Yes, I admit readily that I am a night owl.

I am at my most alert at night. It is the time that I use to think about the important things, such as finances.

It is not that I purposely think at this time. It is just that there is nothing creeping up on your senses to distract you, as the day tends to do, and your mind is at the most quiet (I will not say ‘peaceful’) at night, that you are compelled to think, when the light delivers the dark.

And I had become wary of the night. I had purposely avoided the night, avoided the thinking. God surely did not mean for humans to think of so much things. He had everything planned out for us. But we had to screw it up and give up that privilege, with that first bite of the Forbidden Fruit. Oh, the price of knowledge, vanity, egoism!

Times like this I am able to take a more sensible mood, and know that I am able to maintain this mood for quite some time.

I recognize that this is possible because I had a ‘break’. But I know this was at the expense of my dearest one. In order for this ‘break’ to somewhat rejuvenate my mood and strike me awake, she had to go home with an extra burden of having to help me solve my problems.

And her burdens are as heavy as mine. Dearest, forgive me.

You don’t think enough about your problems, she said. I guess so.

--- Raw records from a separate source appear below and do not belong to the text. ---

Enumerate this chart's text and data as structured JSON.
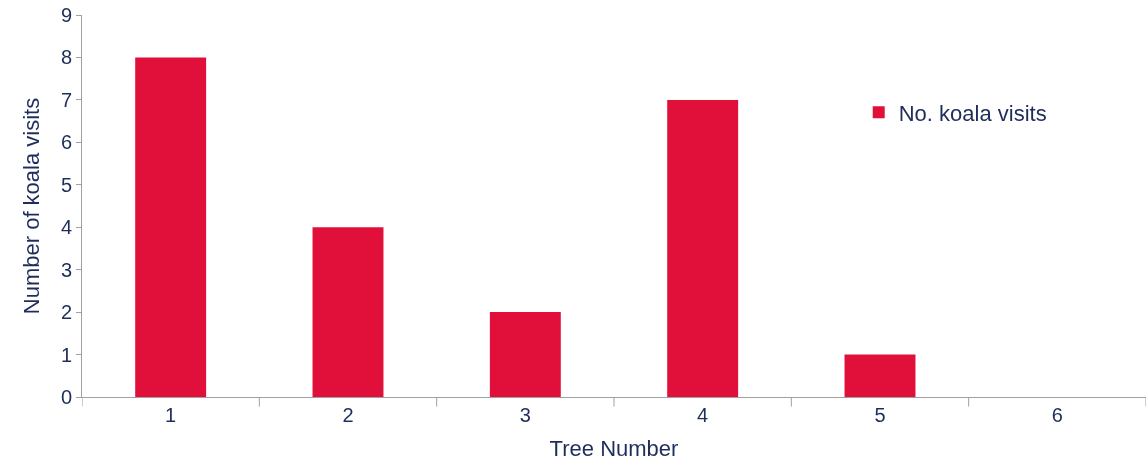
{
  "chart_data": {
    "type": "bar",
    "xlabel": "Tree Number",
    "ylabel": "Number of koala visits",
    "categories": [
      "1",
      "2",
      "3",
      "4",
      "5",
      "6"
    ],
    "series": [
      {
        "name": "No. koala visits",
        "color": "#e0103a",
        "values": [
          8,
          4,
          2,
          7,
          1,
          0
        ]
      }
    ],
    "ylim": [
      0,
      9
    ],
    "yticks": [
      0,
      1,
      2,
      3,
      4,
      5,
      6,
      7,
      8,
      9
    ],
    "legend": "top right"
  }
}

From today I shall think about my problems more. I promised her.

At that time I didn’t agree with what she said. But deep down, I knew she was right. Problems need to be kept in mind, so that solution can be thought of. I didn’t that. And so the problems snowballed.

Think about me more often, she said. That way you’ll think twice before doing nonsensical things.

Thinking and applying are two different things. I haven’t been applying. I shall start now.

Yes, dear, I shall think about you, more often, more than before, which is everyday.